CFLAGS = -g -O0 -pipe -ansi -Wall -Wshadow -Wpointer-arith

gcc and not xlc :-) actually xlc produces faster code, but I don't think that makes a
noticeable difference.

.o.so:
ld -G -o $@ $< -L ${PGLIBDIR} -bI:/usr/local/pgsql/lib/postgres.imp \
-bexpall -bnoentry -lc

Always use the compiler for linking instead of ld:
gcc -Wl,-H512 -Wl,-bM:SRE -o $@ $< -L ${PGLIBDIR} -bI:/usr/local/pgsql/lib/postgres.imp \
-bexpall -bnoentry

You are not allowed to leave anything unresolved, thus do not use -G, or you won't notice
unresolved externals (-G includes -berok which you don't want at all).

Andreas

#9D'Arcy J.M. Cain
darcy@druid.net
In reply to: Zeugswetter Andreas SB (#8)
Re: AW: AW: User functions and AIX

Thus spake Zeugswetter Andreas SB

Bingo! I can't believe that IBM has been wrestling with this for a week.
Part of the reason we are thinking of going with IBM is for the support.

Shared libs are obviously not their strong side :-)

Tell me about it.

Basically we are very happy with their RS6000's and AIX though.

With PostgreSQL? See below.

Here is my Makefile now. I'm not sure about that -lc there
as I get duplicate symbol warnings but it appears to work fine.

they don't matter

CFLAGS = -g -O0 -pipe -ansi -Wall -Wshadow -Wpointer-arith

gcc and not xlc :-) actually xlc produces faster code, but I don't think that makes a
noticeable difference.

Hmm. Should I get rid of gcc and build PostgreSQL with xlc do you think?
Some people have told me that gcc is actually faster.

.o.so:
ld -G -o $@ $< -L ${PGLIBDIR} -bI:/usr/local/pgsql/lib/postgres.imp \
-bexpall -bnoentry -lc

Always use the compiler for linking instead of ld:
gcc -Wl,-H512 -Wl,-bM:SRE -o $@ $< -L ${PGLIBDIR} -bI:/usr/local/pgsql/lib/postgres.imp \
-bexpall -bnoentry

I'll do that. Thanks.

You are not allowed to leave anything unresolved, thus do not use -G, or you won't notice
unresolved externals (-G includes -berok which you don't want at all).

I wasn't sure if I needed that. I will remove it.

OK, so I built it and loaded my database. I tried to load a very big
table (383969 rows) and the copy failed because it was too big. I split
the input into smaller chunks but when I ran it I got the following error.

ERROR: copy: line 1, Memory exhausted in AllocSetAlloc(858864139)

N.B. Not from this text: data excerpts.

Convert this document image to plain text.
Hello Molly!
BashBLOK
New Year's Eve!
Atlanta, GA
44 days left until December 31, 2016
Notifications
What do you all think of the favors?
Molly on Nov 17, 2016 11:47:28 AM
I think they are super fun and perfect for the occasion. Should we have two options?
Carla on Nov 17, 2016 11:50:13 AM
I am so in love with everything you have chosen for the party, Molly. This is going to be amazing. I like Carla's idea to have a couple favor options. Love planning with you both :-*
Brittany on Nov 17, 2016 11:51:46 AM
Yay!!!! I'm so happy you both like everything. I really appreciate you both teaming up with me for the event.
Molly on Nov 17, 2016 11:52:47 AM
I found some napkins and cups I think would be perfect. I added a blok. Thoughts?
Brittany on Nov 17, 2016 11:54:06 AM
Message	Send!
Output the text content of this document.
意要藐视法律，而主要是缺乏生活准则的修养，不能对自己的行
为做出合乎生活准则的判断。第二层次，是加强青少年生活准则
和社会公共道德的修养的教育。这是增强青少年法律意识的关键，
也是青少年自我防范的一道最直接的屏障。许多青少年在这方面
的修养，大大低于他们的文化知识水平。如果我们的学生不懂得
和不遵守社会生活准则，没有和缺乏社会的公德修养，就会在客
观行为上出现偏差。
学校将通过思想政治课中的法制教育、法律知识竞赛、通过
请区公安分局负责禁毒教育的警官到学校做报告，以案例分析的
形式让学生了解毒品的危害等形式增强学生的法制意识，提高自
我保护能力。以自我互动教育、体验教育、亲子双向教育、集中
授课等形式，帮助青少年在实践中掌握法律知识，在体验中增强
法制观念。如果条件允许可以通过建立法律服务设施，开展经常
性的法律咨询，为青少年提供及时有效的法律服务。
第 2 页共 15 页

There is no way that I could have used that much memory in the first row.
I dropped the table and recreated it and the load worked. Although it
works now I still feel a little uneasy.

Thanks for your help.

-- 
D'Arcy J.M. Cain <darcy@{druid|vex}.net>   |  Democracy is three wolves
http://www.druid.net/darcy/                |  and a sheep voting on
+1 416 425 1212     (DoD#0082)    (eNTP)   |  what's for dinner.